4.2 Response Example (Normal Text)

{
    "id": "chatcmpl-123",
    "object": "chat.completion",
    "created": 1677652288,
    "choices": [
        {
            "index": 0,
            "message": {
                "role": "assistant",
                "content": "It is sunny in Beijing today with a temperature of 25 degrees Celsius."
            },
            "finish_reason": "stop"
        }
    ],
    "usage": {
        "prompt_tokens": 9,
        "completion_tokens": 12,
        "total_tokens": 21
    }
}

5. FAQs

Q1: What is Function Calling (Tool Calling)? A: It is a way to provide models with external capabilities. The model does not execute code directly; instead, based on your description, it generates a JSON object containing a function name and required arguments. You need to extract this JSON, execute the function locally or on your server, and then pass the result back to the model.

Q2: Why did the model not return tool_calls despite me setting tools? A: This could happen for several reasons:

The model determines the user's query does not require calling that function.
Your function description is not clear enough for the model to match the user's intent.
tool_choice is explicitly set to none.
Model capability limitations (it is recommended to use models like gpt-4o or gpt-3.5-turbo which officially support tool calling).

Q3: How can I force the model to call a specific function? A: You can set tool_choice to a specific object, for example: "tool_choice": {"type": "function", "function": {"name": "get_current_weather"}}. This forces the model to generate parameters for that specific function even if it deems it unnecessary.
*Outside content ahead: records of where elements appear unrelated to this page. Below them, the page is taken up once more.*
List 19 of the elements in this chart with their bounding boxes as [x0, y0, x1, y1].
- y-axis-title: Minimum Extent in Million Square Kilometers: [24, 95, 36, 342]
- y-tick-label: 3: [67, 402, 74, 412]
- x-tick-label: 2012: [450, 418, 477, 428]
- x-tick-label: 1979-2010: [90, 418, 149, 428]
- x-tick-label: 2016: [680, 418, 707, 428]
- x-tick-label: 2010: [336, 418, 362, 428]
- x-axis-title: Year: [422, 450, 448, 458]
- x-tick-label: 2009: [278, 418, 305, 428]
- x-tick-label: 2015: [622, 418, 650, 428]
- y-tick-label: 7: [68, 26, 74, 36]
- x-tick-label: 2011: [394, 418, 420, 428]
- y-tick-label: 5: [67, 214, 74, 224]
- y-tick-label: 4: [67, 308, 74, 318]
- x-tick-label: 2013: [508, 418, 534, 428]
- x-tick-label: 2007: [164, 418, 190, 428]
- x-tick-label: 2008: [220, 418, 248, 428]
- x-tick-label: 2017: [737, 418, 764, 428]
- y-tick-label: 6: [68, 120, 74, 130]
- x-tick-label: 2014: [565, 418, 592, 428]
Q4: What should I do if the finish_reason is length? A: This means the generated response exceeded the max_tokens limit or the model's context window. You can try increasing the max_tokens parameter or shortening the messages history.

Q5: What are the precautions for using JSON Mode? A: When setting response_format: { "type": "json_object" }, you must also instruct the model via a System or User message to output JSON (e.g., "respond in JSON format"). Otherwise, the model might output an endless stream of whitespace.

Q6: How do I handle multiple tool calls? A: In a single request, the model may generate multiple tool calls (e.g., checking the weather for Beijing and Shanghai simultaneously). You should iterate through the choices[0].message.tool_calls array and execute the local logic for each call.